Ao PÚBLICO, Pedro Mota Machado, do Instituto de Astrofísica e Ciências do Espaço, garante que esta “é uma grande descoberta”, e que a sua relevância “está nas quantidades” agora detectadas.
Marte tem condições que não favorecem a existência actualmente de água líquida (no entanto, pensa-se que no passado que já teve muita água). O planeta é mais frio do que a Terra e a água pura tem o seu ponto de solidificação aos zero graus Celsius – Marte tem uma temperatura média que fica abaixo dos 60 graus Celsius negativos. Também a pressão atmosférica do planeta é muito baixa, o que faz com que, naturalmente, o gelo passe instantaneamente para o estado gasoso, num processo a que se dá o nome de sublimação.
Vários estudos apresentados nos últimos anos apontavam para a existência de água salgada em pequenas quantidades no planeta vermelho, isto porque o próprio sal altera o ponto de fusão (temperatura a que se dá a passagem do estado sólido para o líquido) da água. Mas esta acaba por ser a primeira vez que se encontra uma reserva “estável”.
As condições de existência desta água agora detectada em Marte assemelham-se aos lagos subglaciais da Terra. Pedro Mota Machado diz que este “pode ser um primeiro passo para a confirmação da existência de formas básicas de vida como nós a conhecemos”, apesar de “não ficar descartada a existência de outras formas que não dependem directamente da existência de água”.
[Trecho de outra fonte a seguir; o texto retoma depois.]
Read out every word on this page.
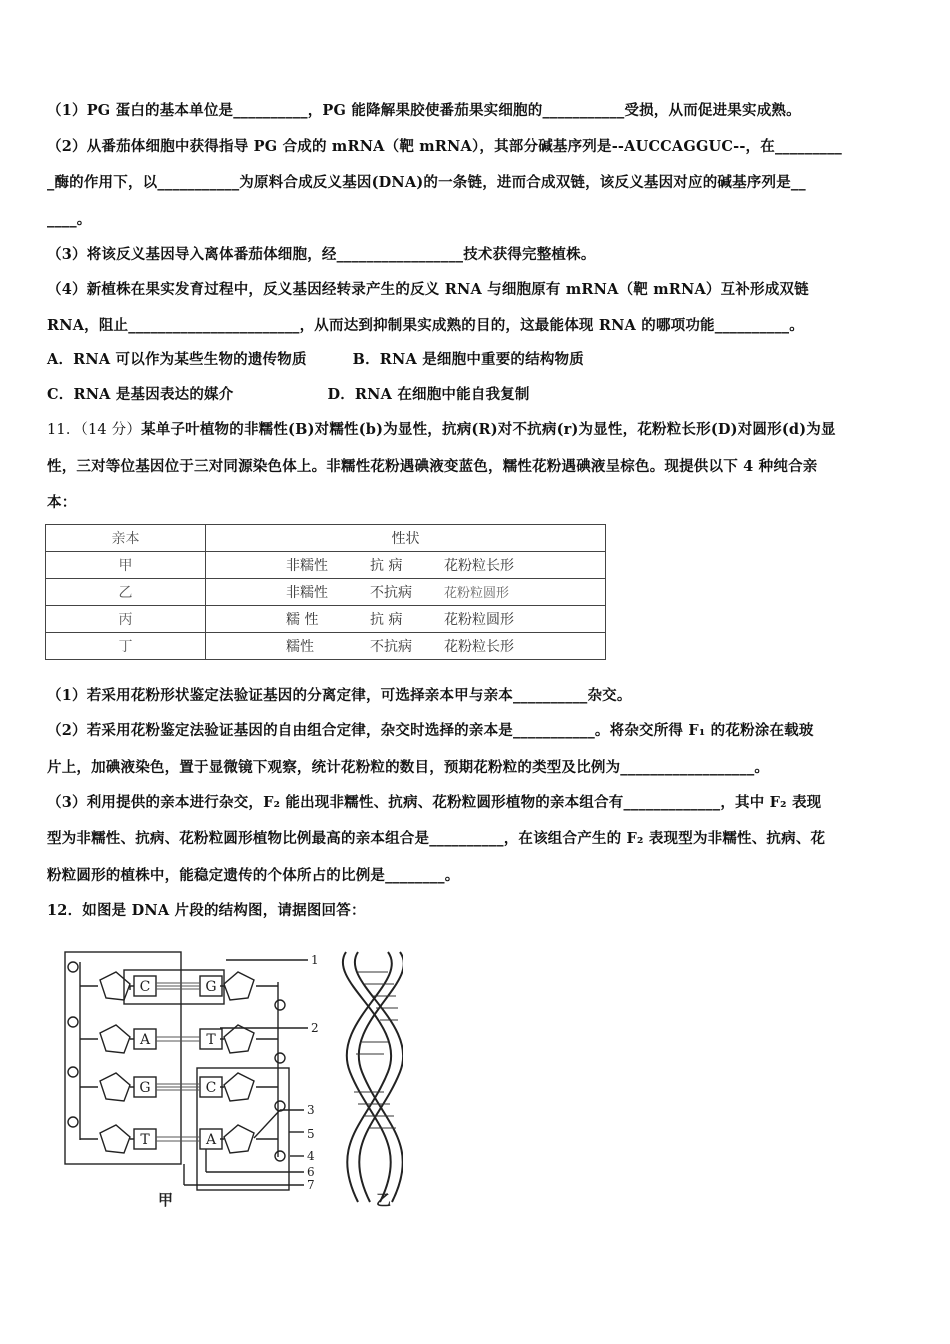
（1）PG 蛋白的基本单位是__________，PG 能降解果胶使番茄果实细胞的___________受损，从而促进果实成熟。
（2）从番茄体细胞中获得指导 PG 合成的 mRNA（靶 mRNA），其部分碱基序列是--AUCCAGGUC--，在_________
_酶的作用下，以___________为原料合成反义基因(DNA)的一条链，进而合成双链，该反义基因对应的碱基序列是__
____。
（3）将该反义基因导入离体番茄体细胞，经_________________技术获得完整植株。
（4）新植株在果实发育过程中，反义基因经转录产生的反义 RNA 与细胞原有 mRNA（靶 mRNA）互补形成双链
RNA，阻止_______________________，从而达到抑制果实成熟的目的，这最能体现 RNA 的哪项功能__________。
A．RNA 可以作为某些生物的遗传物质	B．RNA 是细胞中重要的结构物质
C．RNA 是基因表达的媒介	D．RNA 在细胞中能自我复制
11．（14 分）某单子叶植物的非糯性(B)对糯性(b)为显性，抗病(R)对不抗病(r)为显性，花粉粒长形(D)对圆形(d)为显
性，三对等位基因位于三对同源染色体上。非糯性花粉遇碘液变蓝色，糯性花粉遇碘液呈棕色。现提供以下 4 种纯合亲
本：
亲本	性状
甲	非糯性 抗 病 花粉粒长形
乙	非糯性 不抗病 花粉粒圆形
丙	糯 性 抗 病 花粉粒圆形
丁	糯性 不抗病 花粉粒长形
（1）若采用花粉形状鉴定法验证基因的分离定律，可选择亲本甲与亲本__________杂交。
（2）若采用花粉鉴定法验证基因的自由组合定律，杂交时选择的亲本是___________。将杂交所得 F₁ 的花粉涂在载玻
片上，加碘液染色，置于显微镜下观察，统计花粉粒的数目，预期花粉粒的类型及比例为__________________。
（3）利用提供的亲本进行杂交，F₂ 能出现非糯性、抗病、花粉粒圆形植物的亲本组合有_____________，其中 F₂ 表现
型为非糯性、抗病、花粉粒圆形植物比例最高的亲本组合是__________，在该组合产生的 F₂ 表现型为非糯性、抗病、花
粉粒圆形的植株中，能稳定遗传的个体所占的比例是________。
12．如图是 DNA 片段的结构图，请据图回答：
C
A
G
T
G
T
C
A
1
2
3
4
5
6
7
甲	乙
O cientista italiano que liderou esta investigação, Roberto Orosei, do Instituto de Radioastronomia (em Bolonha), afirma que “este tipo de ambiente não é o ideal” para a existência de vida, mas, ainda assim “há na Terra microrganismos capazes de viver em ambientes semelhantes”, o que permite alimentar a curiosidade científica. Certo é que estas investigações são longas e “pode levar anos” até se perceber se existe algo a viver nesta camada de água, que se deve encontrar a uma temperatura entre os dez graus negativos e os 70 graus Celsius negativos, e que conta com altas concentrações de magnésio, cálcio e sódio. É, em grande parte, por causa desta elevada concentração de sais que a água se mantém líquida naquele local.